Dayne and his teammates see CSA as an opportunity to teach youth a healthy lifestyle, as well as the importance of keeping up with their studies. As the University of Wisconsin instilled these values on Dayne and his former teammates when they were student-athletes, they now aim to carry on the importance and parallelism between academics and athletics.
“We have a study table for the kids, where you are required to study before you work out, and it gives them a chance to get their homework done,” said Dayne. “We have tutors on site, and we also offer ACT and SAT prep classes, so kids know what they need to be at in order to get into school.”
In conjunction with CSA, Dayne is also working hard to lead the fight against childhood obesity and diabetes in the community. The Ron Dayne Youth Initiative, a non-profit organization, focuses on mentoring children from underprivileged homes within the Madison public school footprint. The initiative offers fitness opportunities and academic support to underprivileged and at-risk students. Students participate in after school activities, helping to keep active and also off the street.
Currently, Dayne and staff organize the after-school programs at the three participating schools that take part in the initiative.
“We do an hour and a half after-school program, where we work the kids out,” said Dayne. “It’s great. We play games and do a lot of resistance drills as games, so it’s fun for them. And they are getting a good workout without knowing it.”

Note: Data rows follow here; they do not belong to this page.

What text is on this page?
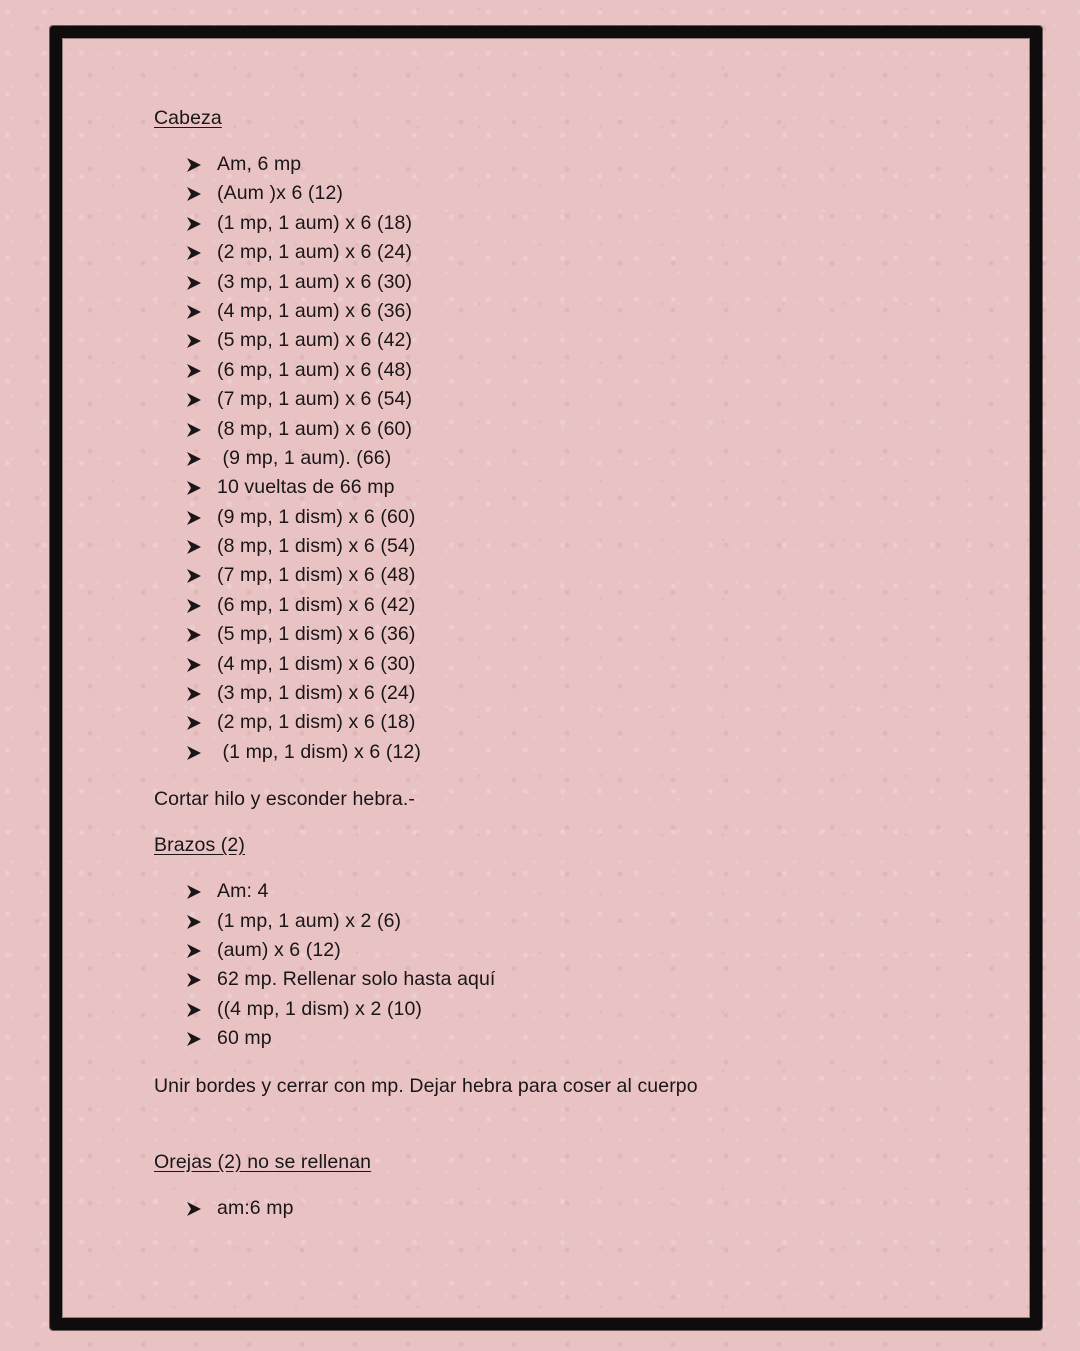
Cabeza

Am, 6 mp
(Aum )x 6 (12)
(1 mp, 1 aum) x 6 (18)
(2 mp, 1 aum) x 6 (24)
(3 mp, 1 aum) x 6 (30)
(4 mp, 1 aum) x 6 (36)
(5 mp, 1 aum) x 6 (42)
(6 mp, 1 aum) x 6 (48)
(7 mp, 1 aum) x 6 (54)
(8 mp, 1 aum) x 6 (60)
(9 mp, 1 aum). (66)
10 vueltas de 66 mp
(9 mp, 1 dism) x 6 (60)
(8 mp, 1 dism) x 6 (54)
(7 mp, 1 dism) x 6 (48)
(6 mp, 1 dism) x 6 (42)
(5 mp, 1 dism) x 6 (36)
(4 mp, 1 dism) x 6 (30)
(3 mp, 1 dism) x 6 (24)
(2 mp, 1 dism) x 6 (18)
(1 mp, 1 dism) x 6 (12)

Cortar hilo y esconder hebra.-

Brazos (2)

Am: 4
(1 mp, 1 aum) x 2 (6)
(aum) x 6 (12)
62 mp. Rellenar solo hasta aquí
((4 mp, 1 dism) x 2 (10)
60 mp

Unir bordes y cerrar con mp. Dejar hebra para coser al cuerpo

Orejas (2) no se rellenan

am:6 mp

The program is in its third year, and houses 45 students throughout the three participating schools. Dayne plans to add a school each year to grow the initiative. Being an athlete himself and a father of two, childhood obesity and diabetes is a hot topic that resonates strongly with the Heisman Trophy winner.
“We want to keep the kids busy and active, rather than having kids sitting at home and doing nothing, or running the streets. We try and give them another way to go,” said Dayne.
During his time on the field, Dayne helped to give the city of Madison two Big Ten titles, two back-to-back Rose Bowl Championships, and a 37-13 overall record. Now off the field, he is helping in leading a fight against childhood obesity and diabetes for the city, as well as focusing efforts on encouraging healthy lifestyles for those who are members of his gym. A true role model, Dayne is living proof of the belief, “Once a Badger, always a Badger.”